The Old Princely Court was built as a palace or residence during the rule of Vlad the Impaler in 1459. Archaeological excavations started in 1953, and now the site is operated by the Muzeul Municipiului București in the historic centre of Bucharest, Romania.
Recognizing the city’s strategic location along the Dimbovita River near Wallachia’s southern border, Vlad the Impaler set up his summer residence in what was then known as “the Citadel of Bucharest,” and the city soon became the economic nucleus of Wallachia. Bucharest became the preferred residence of subsequent rulers and eventually the capital of Romania. The princely palace and court, too, gained prominence as the commercial and religious hub of the city.
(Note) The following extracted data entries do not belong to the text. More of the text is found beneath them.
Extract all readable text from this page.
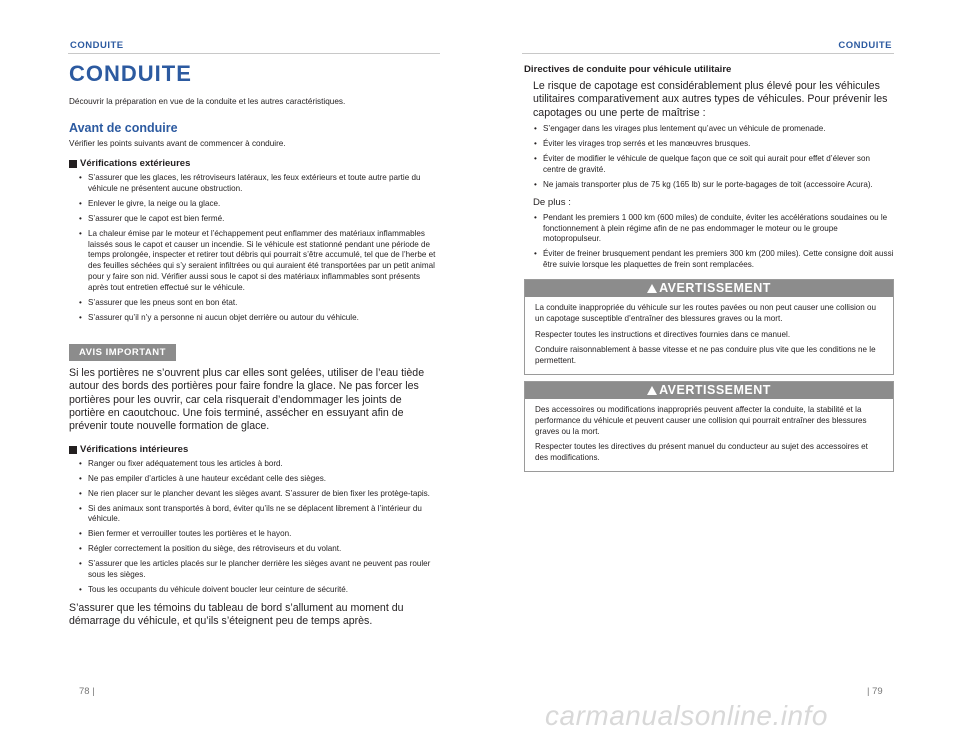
CONDUITE
CONDUITE

Découvrir la préparation en vue de la conduite et les autres caractéristiques.

Avant de conduire

Vérifier les points suivants avant de commencer à conduire.

Vérifications extérieures
• S’assurer que les glaces, les rétroviseurs latéraux, les feux extérieurs et toute autre partie du véhicule ne présentent aucune obstruction.
• Enlever le givre, la neige ou la glace.
• S’assurer que le capot est bien fermé.
• La chaleur émise par le moteur et l’échappement peut enflammer des matériaux inflammables laissés sous le capot et causer un incendie. Si le véhicule est stationné pendant une période de temps prolongée, inspecter et retirer tout débris qui pourrait s’être accumulé, tel que de l’herbe et des feuilles séchées qui s’y seraient infiltrées ou qui auraient été transportées par un petit animal pour y faire son nid. Vérifier aussi sous le capot si des matériaux inflammables sont présents après tout entretien effectué sur le véhicule.
• S’assurer que les pneus sont en bon état.
• S’assurer qu’il n’y a personne ni aucun objet derrière ou autour du véhicule.
AVIS IMPORTANT

Si les portières ne s’ouvrent plus car elles sont gelées, utiliser de l’eau tiède autour des bords des portières pour faire fondre la glace. Ne pas forcer les portières pour les ouvrir, car cela risquerait d’endommager les joints de portière en caoutchouc. Une fois terminé, assécher en essuyant afin de prévenir toute nouvelle formation de glace.

Vérifications intérieures
• Ranger ou fixer adéquatement tous les articles à bord.
• Ne pas empiler d’articles à une hauteur excédant celle des sièges.
• Ne rien placer sur le plancher devant les sièges avant. S’assurer de bien fixer les protège-tapis.
• Si des animaux sont transportés à bord, éviter qu’ils ne se déplacent librement à l’intérieur du véhicule.
• Bien fermer et verrouiller toutes les portières et le hayon.
• Régler correctement la position du siège, des rétroviseurs et du volant.
• S’assurer que les articles placés sur le plancher derrière les sièges avant ne peuvent pas rouler sous les sièges.
• Tous les occupants du véhicule doivent boucler leur ceinture de sécurité.

S’assurer que les témoins du tableau de bord s’allument au moment du démarrage du véhicule, et qu’ils s’éteignent peu de temps après.

78 |
CONDUITE
Directives de conduite pour véhicule utilitaire

Le risque de capotage est considérablement plus élevé pour les véhicules utilitaires comparativement aux autres types de véhicules. Pour prévenir les capotages ou une perte de maîtrise :

• S’engager dans les virages plus lentement qu’avec un véhicule de promenade.
• Éviter les virages trop serrés et les manœuvres brusques.
• Éviter de modifier le véhicule de quelque façon que ce soit qui aurait pour effet d’élever son centre de gravité.
• Ne jamais transporter plus de 75 kg (165 lb) sur le porte-bagages de toit (accessoire Acura).
De plus :
• Pendant les premiers 1 000 km (600 miles) de conduite, éviter les accélérations soudaines ou le fonctionnement à plein régime afin de ne pas endommager le moteur ou le groupe motopropulseur.
• Éviter de freiner brusquement pendant les premiers 300 km (200 miles). Cette consigne doit aussi être suivie lorsque les plaquettes de frein sont remplacées.
AVERTISSEMENT

La conduite inappropriée du véhicule sur les routes pavées ou non peut causer une collision ou un capotage susceptible d’entraîner des blessures graves ou la mort.

Respecter toutes les instructions et directives fournies dans ce manuel.

Conduire raisonnablement à basse vitesse et ne pas conduire plus vite que les conditions ne le permettent.

AVERTISSEMENT

Des accessoires ou modifications inappropriés peuvent affecter la conduite, la stabilité et la performance du véhicule et peuvent causer une collision qui pourrait entraîner des blessures graves ou la mort.

Respecter toutes les directives du présent manuel du conducteur au sujet des accessoires et des modifications.

| 79
carmanualsonline.info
Vlad the Impaler’s reign was dominated by conflicts with the Ottoman Empire, hence the necessity to permanently watch over and protect the southern border, the Danube, made him stay in the fortified town on the Dâmbovița banks. He issued a Latin document on 13 June 1458 from the area of current Bucharest. Then, on 20 September 1459, he issued a document in Slavonic, specifically referring to the “fortress” in Bucharest, his “princely residence”. Other documents were issued in 1460 and 1461. Vlad would have been accompanied by his family, courtiers, and an army corps.
During his reign, Mircea Ciobanul repaired the palace, and defined the limits of the city. His palace became the economic nucleus of Bucharest, surrounded by the houses of traders and craftsmen known as the Lipscani. Matei Basarab repaired the palace during his own reign, so that it was “completely rebuilt…amazingly elegant” with a “charming aspect, much finer and gayer”. Constantin Brâncoveanu rebuilt and extended the palace using stone, including a great marble staircase at the entrance.